Entrenaba, leía un poco, a veces los acompañaba a jugar a las cartas y descansaba.

“Vine a sacrificarme, no a turistear -le confesó a Pablo Squella, que cumplía el doble papel de competidor y enviado especial de la revista Triunfo-. Mi única preocupación era concentrarme y descansar para sacarme las dos espinas que tenía clavadas: la de Montreal, donde no pude competir, y la de Los Ángeles, donde me fue muy mal”.

La lucha por la medalla de oro fue electrizante. Terminada la primera jornada, el chileno estaba en la primera ubicación con 75 impactos en 75. El que lo seguía, el alemán oriental Axel Wegner, había marcado 73.

La ronda siguiente también fue alentadora para De Iruarrizaga. Con 74 aciertos se ubicó segundo en la serie y se mantuvo primero en la general, ahora más amagado por el alemán, que hizo blanco en los 75 platillos.

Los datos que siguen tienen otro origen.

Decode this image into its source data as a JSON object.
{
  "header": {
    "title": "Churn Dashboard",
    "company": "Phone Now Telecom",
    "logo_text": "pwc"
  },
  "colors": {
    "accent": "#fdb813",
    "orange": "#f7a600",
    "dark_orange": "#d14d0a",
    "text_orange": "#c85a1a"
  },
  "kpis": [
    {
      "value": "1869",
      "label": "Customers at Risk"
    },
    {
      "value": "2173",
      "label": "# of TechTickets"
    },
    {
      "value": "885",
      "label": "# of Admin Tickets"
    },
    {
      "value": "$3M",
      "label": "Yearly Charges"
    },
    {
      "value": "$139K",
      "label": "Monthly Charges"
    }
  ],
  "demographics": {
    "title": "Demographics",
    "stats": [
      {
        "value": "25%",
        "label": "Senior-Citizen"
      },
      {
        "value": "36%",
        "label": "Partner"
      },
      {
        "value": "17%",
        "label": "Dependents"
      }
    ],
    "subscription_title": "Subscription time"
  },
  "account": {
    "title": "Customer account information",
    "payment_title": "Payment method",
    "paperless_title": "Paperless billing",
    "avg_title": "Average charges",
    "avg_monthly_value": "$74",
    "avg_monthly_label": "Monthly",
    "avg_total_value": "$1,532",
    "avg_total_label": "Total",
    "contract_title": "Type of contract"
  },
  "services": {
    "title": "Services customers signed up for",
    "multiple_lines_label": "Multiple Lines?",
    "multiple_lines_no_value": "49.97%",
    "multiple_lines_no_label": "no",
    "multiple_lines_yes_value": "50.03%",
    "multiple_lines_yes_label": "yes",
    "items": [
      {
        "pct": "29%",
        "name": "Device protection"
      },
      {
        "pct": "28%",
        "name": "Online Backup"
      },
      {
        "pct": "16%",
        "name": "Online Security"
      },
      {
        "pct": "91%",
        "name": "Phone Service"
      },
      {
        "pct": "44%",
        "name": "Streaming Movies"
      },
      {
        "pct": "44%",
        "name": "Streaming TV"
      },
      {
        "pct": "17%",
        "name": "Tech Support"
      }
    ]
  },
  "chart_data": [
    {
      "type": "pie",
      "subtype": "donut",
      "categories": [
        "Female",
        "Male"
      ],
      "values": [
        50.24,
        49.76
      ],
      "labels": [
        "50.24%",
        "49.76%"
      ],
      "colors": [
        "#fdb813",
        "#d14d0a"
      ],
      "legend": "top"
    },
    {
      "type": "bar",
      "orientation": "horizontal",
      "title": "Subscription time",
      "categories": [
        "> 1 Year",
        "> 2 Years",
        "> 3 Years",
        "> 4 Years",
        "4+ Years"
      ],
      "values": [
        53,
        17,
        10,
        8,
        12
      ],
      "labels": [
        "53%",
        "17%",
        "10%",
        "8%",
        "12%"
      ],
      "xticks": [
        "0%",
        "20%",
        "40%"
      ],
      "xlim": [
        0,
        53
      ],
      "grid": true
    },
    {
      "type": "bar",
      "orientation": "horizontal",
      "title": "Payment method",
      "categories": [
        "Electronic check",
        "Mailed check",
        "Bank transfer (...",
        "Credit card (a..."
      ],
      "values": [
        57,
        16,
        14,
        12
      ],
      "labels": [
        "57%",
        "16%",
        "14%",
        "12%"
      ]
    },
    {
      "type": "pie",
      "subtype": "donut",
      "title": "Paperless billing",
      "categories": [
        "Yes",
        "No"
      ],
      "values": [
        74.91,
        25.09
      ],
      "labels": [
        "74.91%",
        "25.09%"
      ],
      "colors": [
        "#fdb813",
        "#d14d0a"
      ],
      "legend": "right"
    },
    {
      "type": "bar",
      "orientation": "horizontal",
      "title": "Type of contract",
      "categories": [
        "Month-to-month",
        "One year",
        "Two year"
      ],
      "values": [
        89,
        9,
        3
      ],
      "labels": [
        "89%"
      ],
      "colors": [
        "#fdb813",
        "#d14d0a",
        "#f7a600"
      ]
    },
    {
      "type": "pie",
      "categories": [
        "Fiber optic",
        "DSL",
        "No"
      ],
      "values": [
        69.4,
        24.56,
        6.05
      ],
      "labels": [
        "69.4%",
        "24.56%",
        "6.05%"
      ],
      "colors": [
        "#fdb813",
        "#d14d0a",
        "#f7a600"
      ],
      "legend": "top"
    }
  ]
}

Faltaban 50 disparos para terminar la competencia de 200, y el tirador nacional sólo falló en uno, lo que aprovechó Wegner para alcanzarlo al hacer otra serie perfecta. Ambos compartían ahora el primer lugar, con 198 en 200. Detrás de ellos quedaron el estadounidense Daniel Carlisle (197), y el español Jorge Guardiola, el estealemán Juergen Raabe y el chino Weizang Zhang, los tres con 196.

Esos seis tiradores tenían que dilucidar con 25 platillos las primeras posiciones, partiendo de cero. Los puntajes anteriores sólo servían para dirimir posibles igualdades en esta etapa.

En ese preámbulo, cuando los tiradores entraban a la fase decisiva, el chileno tuvo tiempo de pensar en las diferencias con sus adversarios, ambos profesionales. Wegner recibía dos mil dólares mensuales, aparte de becas alimenticias, pasajes aéreos y viáticos. Guardiola recibía una cantidad similar. En cambio, él dedicaba un par de horas al día para entrenar, pues sus obligaciones como ingeniero civil de la Compañía Técnico Industrial lo requerían en el horario normal de cualquier empleado.

De Iruarrizaga acertó los dos primeros impactos y falló el tercero. Lo mismo le ocurrió a Wegner. En el puesto seis se le fue otro platillo al chileno, y el alemán acertó para ponerse en ventaja. De ahí en adelante, De Iruarrizaga los destrozó todos, única manera de obtener medalla. Pero Wegner tampoco falló y se quedó con la de oro. La de bronce fue para el español.

Y la de plata se vino a Chile. Era la medalla que se había escondido en Roma, Tokio, México, Munich, Montreal y Los Angeles, y que no se había ido a buscar a Moscú,. Y había aparecido -con muy pocos testigos- en esas tierras lejanas donde el sol nace cuando en Chile muere.